The menu offers plenty of options. There is also a nice wine list, and I enjoyed the playful way some were listed: “Lively & Fun,” “Earthy & Minerally,” “Bold & Spicy.” It’s a smart way to make ordering wine less intimidating for the inexperienced.
The Groton Center farm salad ($6/$11) was an encouraging start, a mix of local greens along with beets, cheddar, two kinds of berries, and a cleverly subtle honey champagne vinaigrette.
The wild mushroom torte ($14) was a generous order of sauteed wild mushrooms in a light puff pastry with shallots and garlic, and a tomato-based demi-glace. Though I prefer my wild mushroom dishes less adorned, much thought and effort went into the dish.
Groton Station House obviously takes pride in its steaks. Even though only four are featured, they have their own menu page, along with a list of possible sauces, toppings and add-ons.

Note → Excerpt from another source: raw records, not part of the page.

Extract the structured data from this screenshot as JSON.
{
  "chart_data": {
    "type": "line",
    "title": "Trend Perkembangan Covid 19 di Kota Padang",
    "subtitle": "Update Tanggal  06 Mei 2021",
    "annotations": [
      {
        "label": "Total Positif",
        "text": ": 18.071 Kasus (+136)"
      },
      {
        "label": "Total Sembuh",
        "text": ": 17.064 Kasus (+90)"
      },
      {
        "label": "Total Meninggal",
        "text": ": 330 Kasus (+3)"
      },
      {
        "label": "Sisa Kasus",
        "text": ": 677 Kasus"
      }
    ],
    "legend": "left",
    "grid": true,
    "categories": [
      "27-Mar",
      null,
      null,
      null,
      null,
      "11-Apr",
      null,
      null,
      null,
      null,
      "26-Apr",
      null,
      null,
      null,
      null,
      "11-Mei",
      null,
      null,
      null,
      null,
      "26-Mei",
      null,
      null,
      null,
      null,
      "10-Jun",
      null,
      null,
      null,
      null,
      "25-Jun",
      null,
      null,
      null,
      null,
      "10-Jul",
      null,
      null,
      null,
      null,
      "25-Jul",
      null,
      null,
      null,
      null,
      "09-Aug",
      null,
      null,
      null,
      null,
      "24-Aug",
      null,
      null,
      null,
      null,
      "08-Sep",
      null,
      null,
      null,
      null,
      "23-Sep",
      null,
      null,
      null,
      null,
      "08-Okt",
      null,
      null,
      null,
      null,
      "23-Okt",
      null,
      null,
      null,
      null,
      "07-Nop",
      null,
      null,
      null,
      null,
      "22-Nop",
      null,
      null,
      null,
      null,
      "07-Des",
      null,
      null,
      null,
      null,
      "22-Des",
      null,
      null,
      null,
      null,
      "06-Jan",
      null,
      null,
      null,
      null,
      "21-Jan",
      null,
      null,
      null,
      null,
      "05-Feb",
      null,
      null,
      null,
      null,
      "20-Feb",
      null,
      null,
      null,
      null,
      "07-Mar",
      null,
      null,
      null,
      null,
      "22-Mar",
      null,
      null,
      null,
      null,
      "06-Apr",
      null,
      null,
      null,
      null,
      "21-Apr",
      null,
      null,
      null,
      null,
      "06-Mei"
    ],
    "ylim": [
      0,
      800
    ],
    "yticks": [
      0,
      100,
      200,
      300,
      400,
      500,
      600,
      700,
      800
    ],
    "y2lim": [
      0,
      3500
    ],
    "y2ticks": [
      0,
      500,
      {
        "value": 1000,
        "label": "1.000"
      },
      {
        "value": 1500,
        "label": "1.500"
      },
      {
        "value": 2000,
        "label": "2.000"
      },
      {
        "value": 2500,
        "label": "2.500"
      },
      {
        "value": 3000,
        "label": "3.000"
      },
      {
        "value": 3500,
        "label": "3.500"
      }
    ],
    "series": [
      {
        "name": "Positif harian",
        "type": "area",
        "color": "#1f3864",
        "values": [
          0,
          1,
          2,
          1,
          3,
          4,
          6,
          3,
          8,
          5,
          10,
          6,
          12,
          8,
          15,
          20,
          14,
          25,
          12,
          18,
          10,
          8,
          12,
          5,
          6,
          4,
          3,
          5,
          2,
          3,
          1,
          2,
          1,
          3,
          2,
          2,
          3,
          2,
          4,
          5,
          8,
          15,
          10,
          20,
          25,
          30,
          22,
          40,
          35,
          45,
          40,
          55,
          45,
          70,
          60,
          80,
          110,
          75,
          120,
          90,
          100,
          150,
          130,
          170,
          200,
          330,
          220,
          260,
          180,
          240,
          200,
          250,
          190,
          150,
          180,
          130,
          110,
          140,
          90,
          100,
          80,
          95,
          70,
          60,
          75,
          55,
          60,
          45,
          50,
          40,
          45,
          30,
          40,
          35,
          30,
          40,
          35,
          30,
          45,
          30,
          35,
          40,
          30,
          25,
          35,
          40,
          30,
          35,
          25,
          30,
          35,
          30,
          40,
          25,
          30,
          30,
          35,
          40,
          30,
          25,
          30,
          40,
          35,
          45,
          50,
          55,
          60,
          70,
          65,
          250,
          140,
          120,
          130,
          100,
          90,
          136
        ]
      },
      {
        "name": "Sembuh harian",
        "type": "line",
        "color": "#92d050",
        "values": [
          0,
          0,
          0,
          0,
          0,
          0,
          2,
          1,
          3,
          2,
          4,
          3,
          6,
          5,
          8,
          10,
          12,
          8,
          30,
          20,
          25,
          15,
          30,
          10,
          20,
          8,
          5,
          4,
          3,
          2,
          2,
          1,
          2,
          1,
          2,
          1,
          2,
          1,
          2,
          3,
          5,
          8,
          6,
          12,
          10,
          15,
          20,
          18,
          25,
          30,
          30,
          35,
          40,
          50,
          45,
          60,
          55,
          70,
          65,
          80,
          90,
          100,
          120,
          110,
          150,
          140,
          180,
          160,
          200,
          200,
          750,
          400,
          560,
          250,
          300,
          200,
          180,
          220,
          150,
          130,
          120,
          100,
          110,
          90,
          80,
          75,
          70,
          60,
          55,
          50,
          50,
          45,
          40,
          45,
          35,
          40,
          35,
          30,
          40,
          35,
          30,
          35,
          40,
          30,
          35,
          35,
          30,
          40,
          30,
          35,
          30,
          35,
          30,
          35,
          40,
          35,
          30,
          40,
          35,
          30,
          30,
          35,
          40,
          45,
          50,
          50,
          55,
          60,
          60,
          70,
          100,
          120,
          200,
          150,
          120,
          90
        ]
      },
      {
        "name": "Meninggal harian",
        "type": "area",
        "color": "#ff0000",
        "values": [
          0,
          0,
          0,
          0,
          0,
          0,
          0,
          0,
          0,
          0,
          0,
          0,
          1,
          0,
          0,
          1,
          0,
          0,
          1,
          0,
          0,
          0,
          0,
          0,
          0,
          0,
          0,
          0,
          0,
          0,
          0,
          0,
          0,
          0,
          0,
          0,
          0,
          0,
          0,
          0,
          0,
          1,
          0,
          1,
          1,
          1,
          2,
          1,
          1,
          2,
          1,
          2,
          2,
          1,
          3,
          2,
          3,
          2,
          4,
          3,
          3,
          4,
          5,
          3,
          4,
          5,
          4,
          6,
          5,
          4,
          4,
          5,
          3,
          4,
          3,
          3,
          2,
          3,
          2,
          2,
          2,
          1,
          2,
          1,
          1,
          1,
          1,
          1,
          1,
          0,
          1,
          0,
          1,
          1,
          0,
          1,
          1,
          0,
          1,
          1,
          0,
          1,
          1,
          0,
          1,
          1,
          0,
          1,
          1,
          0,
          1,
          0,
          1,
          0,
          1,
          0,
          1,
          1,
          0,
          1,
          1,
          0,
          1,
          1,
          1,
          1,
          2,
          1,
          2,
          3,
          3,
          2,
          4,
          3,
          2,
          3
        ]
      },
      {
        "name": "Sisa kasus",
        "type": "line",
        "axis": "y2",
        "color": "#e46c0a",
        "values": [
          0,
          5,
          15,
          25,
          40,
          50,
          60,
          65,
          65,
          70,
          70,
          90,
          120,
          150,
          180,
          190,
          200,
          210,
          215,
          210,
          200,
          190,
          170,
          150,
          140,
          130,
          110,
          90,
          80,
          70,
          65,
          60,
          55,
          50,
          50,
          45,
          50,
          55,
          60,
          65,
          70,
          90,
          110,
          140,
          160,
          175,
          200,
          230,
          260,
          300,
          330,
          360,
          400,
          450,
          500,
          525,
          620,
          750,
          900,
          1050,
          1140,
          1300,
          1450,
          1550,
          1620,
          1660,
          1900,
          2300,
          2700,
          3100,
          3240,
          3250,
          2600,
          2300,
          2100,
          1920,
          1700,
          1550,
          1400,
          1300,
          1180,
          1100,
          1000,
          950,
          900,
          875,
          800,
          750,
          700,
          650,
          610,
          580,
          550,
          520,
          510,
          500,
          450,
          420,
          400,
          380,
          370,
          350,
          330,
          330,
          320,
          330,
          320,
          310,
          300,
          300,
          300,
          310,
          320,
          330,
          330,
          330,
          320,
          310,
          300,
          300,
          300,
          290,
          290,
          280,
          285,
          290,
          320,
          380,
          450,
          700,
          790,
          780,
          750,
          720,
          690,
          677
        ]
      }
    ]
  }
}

Attractive options include melted blue cheese crumbles ($3) and an au poivre sauce ($4). The 12-ounce New York strip ($33) was perfectly seasoned … and prepared as requested. I wouldn’t want to add anything to mess with it. Generally, I always need to request salt and pepper with a steak to give it the kind of flavor jolt I like. Not this time.
The lobster risotto ($33) was also a welcome addition to our table. Gluten-free and vegetable-based, the creamy, generously proportioned dish featured risotto with shrimp, lobster, corn and spinach. Sometimes I wish that I’d brought along a magnifying glass to find the lobster bits in similar dishes. This time there were big chunks of lobster in the tasty platter, along with plump shrimp.
Our server was eager to please and informative. He had suggestions about menu items to consider and, well, not consider … and I liked that.
Desserts are hardly an afterthought at Groton Station House. In some ways, they were dinner highlights. The red velvet cake with cream cheese frosting ($9) was exactly what a red velvet cake should be, but rarely is — rich and velvety and full of flavor. The shaved chocolate garnish was a savvy bonus.
The milk chocolate mousse ($8) featured extravagant Belgian chocolate with a white chocolate bark. I am normally a dark chocolate guy, but I would order this again in a minute.
The building might have begun its life as an Odd Fellows hall, but there is nothing odd about what’s going on at Groton Station House these days. It’s a gratifying addition to the Groton culinary community.